An outgoing wave washes over a rocky beach on the Oregon Coast.
I really enjoy this image. It's very high-key and low contrast, with a low degree of detail, and I wouldn't change a thing about how I processed it, which was honestly not very much at all.
I wanted calm, serene, soft, and gentle. This is oftentimes the kind of experience that I love and seek with my time in nature. Simple and soothing... but still deeply powerful. And sometimes during even the most invigorating of environments, just losing myself in the viewfinder and really getting to know a particular scene can bring me that feeling. This is one such image.
What was actually happening in this image was fairly violent. This was taken an an anonymous location as a fairly active surf interacted with a steep bank of rocks which were piled up behind a sea stack.
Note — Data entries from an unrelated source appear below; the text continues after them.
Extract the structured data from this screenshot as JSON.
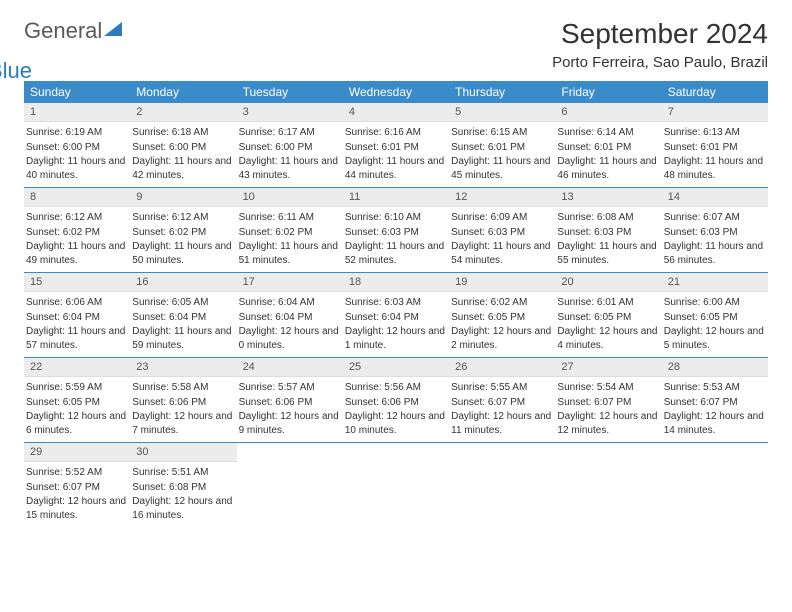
{
  "brand": {
    "part1": "General",
    "part2": "Blue"
  },
  "title": "September 2024",
  "location": "Porto Ferreira, Sao Paulo, Brazil",
  "colors": {
    "header_bg": "#3a8bc9",
    "header_text": "#ffffff",
    "daynum_bg": "#ececec",
    "border": "#3a8bc9",
    "text": "#333333",
    "logo_gray": "#5a5a5a",
    "logo_blue": "#2f7bbf"
  },
  "weekdays": [
    "Sunday",
    "Monday",
    "Tuesday",
    "Wednesday",
    "Thursday",
    "Friday",
    "Saturday"
  ],
  "weeks": [
    [
      {
        "n": "1",
        "sr": "6:19 AM",
        "ss": "6:00 PM",
        "dl": "11 hours and 40 minutes."
      },
      {
        "n": "2",
        "sr": "6:18 AM",
        "ss": "6:00 PM",
        "dl": "11 hours and 42 minutes."
      },
      {
        "n": "3",
        "sr": "6:17 AM",
        "ss": "6:00 PM",
        "dl": "11 hours and 43 minutes."
      },
      {
        "n": "4",
        "sr": "6:16 AM",
        "ss": "6:01 PM",
        "dl": "11 hours and 44 minutes."
      },
      {
        "n": "5",
        "sr": "6:15 AM",
        "ss": "6:01 PM",
        "dl": "11 hours and 45 minutes."
      },
      {
        "n": "6",
        "sr": "6:14 AM",
        "ss": "6:01 PM",
        "dl": "11 hours and 46 minutes."
      },
      {
        "n": "7",
        "sr": "6:13 AM",
        "ss": "6:01 PM",
        "dl": "11 hours and 48 minutes."
      }
    ],
    [
      {
        "n": "8",
        "sr": "6:12 AM",
        "ss": "6:02 PM",
        "dl": "11 hours and 49 minutes."
      },
      {
        "n": "9",
        "sr": "6:12 AM",
        "ss": "6:02 PM",
        "dl": "11 hours and 50 minutes."
      },
      {
        "n": "10",
        "sr": "6:11 AM",
        "ss": "6:02 PM",
        "dl": "11 hours and 51 minutes."
      },
      {
        "n": "11",
        "sr": "6:10 AM",
        "ss": "6:03 PM",
        "dl": "11 hours and 52 minutes."
      },
      {
        "n": "12",
        "sr": "6:09 AM",
        "ss": "6:03 PM",
        "dl": "11 hours and 54 minutes."
      },
      {
        "n": "13",
        "sr": "6:08 AM",
        "ss": "6:03 PM",
        "dl": "11 hours and 55 minutes."
      },
      {
        "n": "14",
        "sr": "6:07 AM",
        "ss": "6:03 PM",
        "dl": "11 hours and 56 minutes."
      }
    ],
    [
      {
        "n": "15",
        "sr": "6:06 AM",
        "ss": "6:04 PM",
        "dl": "11 hours and 57 minutes."
      },
      {
        "n": "16",
        "sr": "6:05 AM",
        "ss": "6:04 PM",
        "dl": "11 hours and 59 minutes."
      },
      {
        "n": "17",
        "sr": "6:04 AM",
        "ss": "6:04 PM",
        "dl": "12 hours and 0 minutes."
      },
      {
        "n": "18",
        "sr": "6:03 AM",
        "ss": "6:04 PM",
        "dl": "12 hours and 1 minute."
      },
      {
        "n": "19",
        "sr": "6:02 AM",
        "ss": "6:05 PM",
        "dl": "12 hours and 2 minutes."
      },
      {
        "n": "20",
        "sr": "6:01 AM",
        "ss": "6:05 PM",
        "dl": "12 hours and 4 minutes."
      },
      {
        "n": "21",
        "sr": "6:00 AM",
        "ss": "6:05 PM",
        "dl": "12 hours and 5 minutes."
      }
    ],
    [
      {
        "n": "22",
        "sr": "5:59 AM",
        "ss": "6:05 PM",
        "dl": "12 hours and 6 minutes."
      },
      {
        "n": "23",
        "sr": "5:58 AM",
        "ss": "6:06 PM",
        "dl": "12 hours and 7 minutes."
      },
      {
        "n": "24",
        "sr": "5:57 AM",
        "ss": "6:06 PM",
        "dl": "12 hours and 9 minutes."
      },
      {
        "n": "25",
        "sr": "5:56 AM",
        "ss": "6:06 PM",
        "dl": "12 hours and 10 minutes."
      },
      {
        "n": "26",
        "sr": "5:55 AM",
        "ss": "6:07 PM",
        "dl": "12 hours and 11 minutes."
      },
      {
        "n": "27",
        "sr": "5:54 AM",
        "ss": "6:07 PM",
        "dl": "12 hours and 12 minutes."
      },
      {
        "n": "28",
        "sr": "5:53 AM",
        "ss": "6:07 PM",
        "dl": "12 hours and 14 minutes."
      }
    ],
    [
      {
        "n": "29",
        "sr": "5:52 AM",
        "ss": "6:07 PM",
        "dl": "12 hours and 15 minutes."
      },
      {
        "n": "30",
        "sr": "5:51 AM",
        "ss": "6:08 PM",
        "dl": "12 hours and 16 minutes."
      },
      null,
      null,
      null,
      null,
      null
    ]
  ],
  "labels": {
    "sunrise": "Sunrise:",
    "sunset": "Sunset:",
    "daylight": "Daylight:"
  }
}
The waves would crash with a violent thunder right onto the rocks, shuffling them up and around, and then washing back down, resulting in completely new patterns and alignments every 20 to 30 seconds.
The sun was out and the brightness of the scene in the mid-afternoon April light was uncomfortable to look at, and I knew immediately that I was going to use a very long shutter speed. So I threw on my 10-stop filter, dropped my ISO, and stopped down to f/29 to get a 6 second exposure, the time set by approximately how long it took from the time the wave crashed to the time the water was no longer flowing through the rocks.
I got numerous photos that day, some strong in their own right, some with faults that bothered me, and some I couldn't decide between. But when I saw this image, I stopped looking immediately.
All images that I receive are postcards from the scene, tokens of the time spent together, and represent the feeling that I receive. Sometimes there's nothing to explain by why I choose an image. Some of them, such as this one, are just the right one without a question.